Pourquoi les antibiotiques sont-ils de moins en moins efficaces ?
Les antibiotiques perdent en efficacité parce que les bactéries possèdent des mécanismes de défense naturels que quatre-vingts ans d'usage intensif ont largement disséminés. N'utilise les antibiotiques que lorsque c'est réellement nécessaire, et termine toujours le traitement prescrit pour limiter la sélection de bactéries résistantes.
Les bactéries résistantes ne sont pas un phénomène récent. Les antibiotiques existent depuis des centaines de millions d'années sous forme de substances naturelles produites par des micro-organismes, et les bactéries ont eu tout ce temps pour mettre au point des mécanismes de défense. L'usage humain des quatre-vingts dernières années a considérablement accéléré la propagation de cette résistance, mais les fondations étaient déjà là.

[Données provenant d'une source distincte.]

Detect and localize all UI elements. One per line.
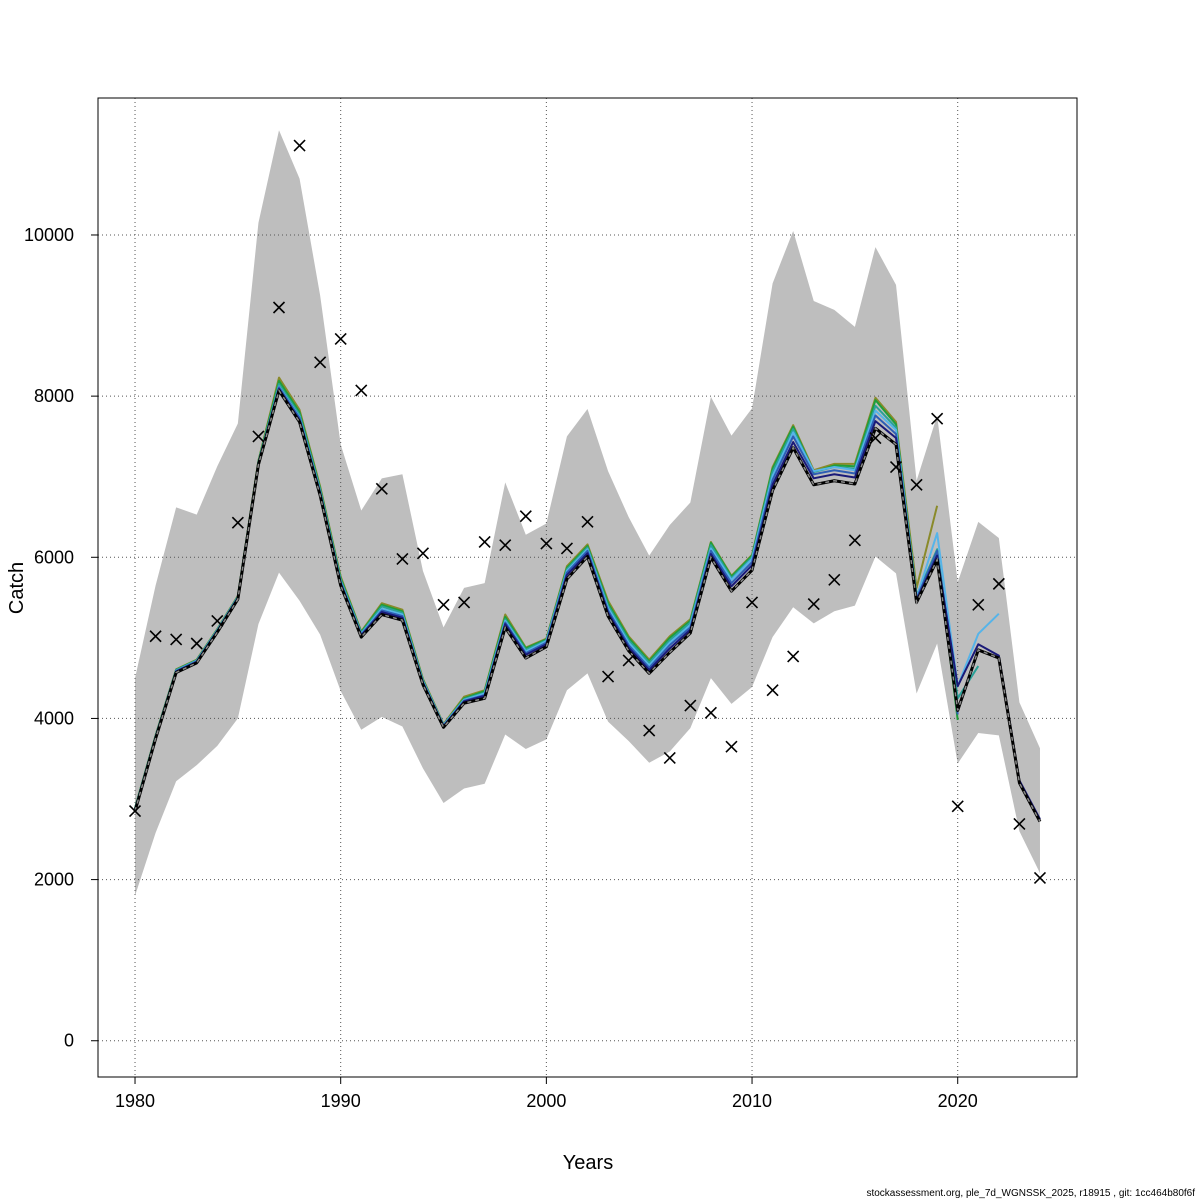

Comment fonctionne ce processus d'accélération ? Chaque fois qu'un antibiotique est utilisé, les bactéries qui lui résistent naturellement mieux survivent, se multiplient et transmettent leur avantage. Les chercheurs appellent ce phénomène la pression de sélection. La surconsommation, le mésusage et les prescriptions trop larges, tant chez l'humain que chez l'animal, aggravent cette pression. Résultat : des "superbactéries" résistantes sont aujourd'hui courantes dans de nombreux pays.
Les bactéries disposent de quatre stratégies pour contourner les antibiotiques. Elles peuvent modifier la cible moléculaire visée par le médicament, de sorte qu'il ne s'y fixe plus. Elles expulsent activement l'antibiotique hors de la cellule grâce à des pompes intégrées dans leur paroi. Elles fabriquent des enzymes qui dégradent l'antibiotique, comme celui qui neutralise la pénicilline. Enfin, elles rendent leur membrane externe moins perméable. Certaines bactéries forment en plus un biofilm (une couche protectrice visqueuse) qui rend encore plus difficile la pénétration des antibiotiques.
Un facteur aggravant : les bactéries peuvent transmettre directement leurs gènes de résistance à d'autres bactéries, y compris d'espèces différentes. Ce transfert est rapide et ne s'arrête pas aux frontières. Ces gènes ont été retrouvés dans les eaux usées d'avions, les fientes d'oiseaux migrateurs et des zones marines : la dissémination emprunte donc des voies environnementales très variées. L'OMS a désigné six groupes bactériens comme priorité absolue, dont le SARM (Staphylococcus aureus résistant à la méticilline) et Klebsiella pneumoniae, parce que les infections qu'ils provoquent sont de plus en plus difficiles à traiter.
Les antibiotiques ont aussi un effet indésirable plus proche de toi : ils perturbent ta flore intestinale. Les bactéries utiles disparaissent en même temps que les nocives, ce qui peut provoquer des diarrhées et, en cas d'expositions répétées, des infections tenaces à une bactérie appelée Clostridioides difficile. Des données suggèrent également qu'une exposition précoce chez les jeunes enfants est associée à des troubles digestifs et immunitaires, même si le lien de causalité n'est pas encore établi.
Toutes les affirmations s'appuient sur des revues de littérature (aucun essai randomisé ni méta-analyse). Les mécanismes de résistance sont bien documentés et font l'objet d'un large consensus scientifique. Le rôle des voies de dissémination environnementale (oiseaux migrateurs, eaux usées) est de nature associative et reste peu quantifié. Les effets indésirables chez les jeunes enfants ne sont pas encore confirmés sur le plan causal.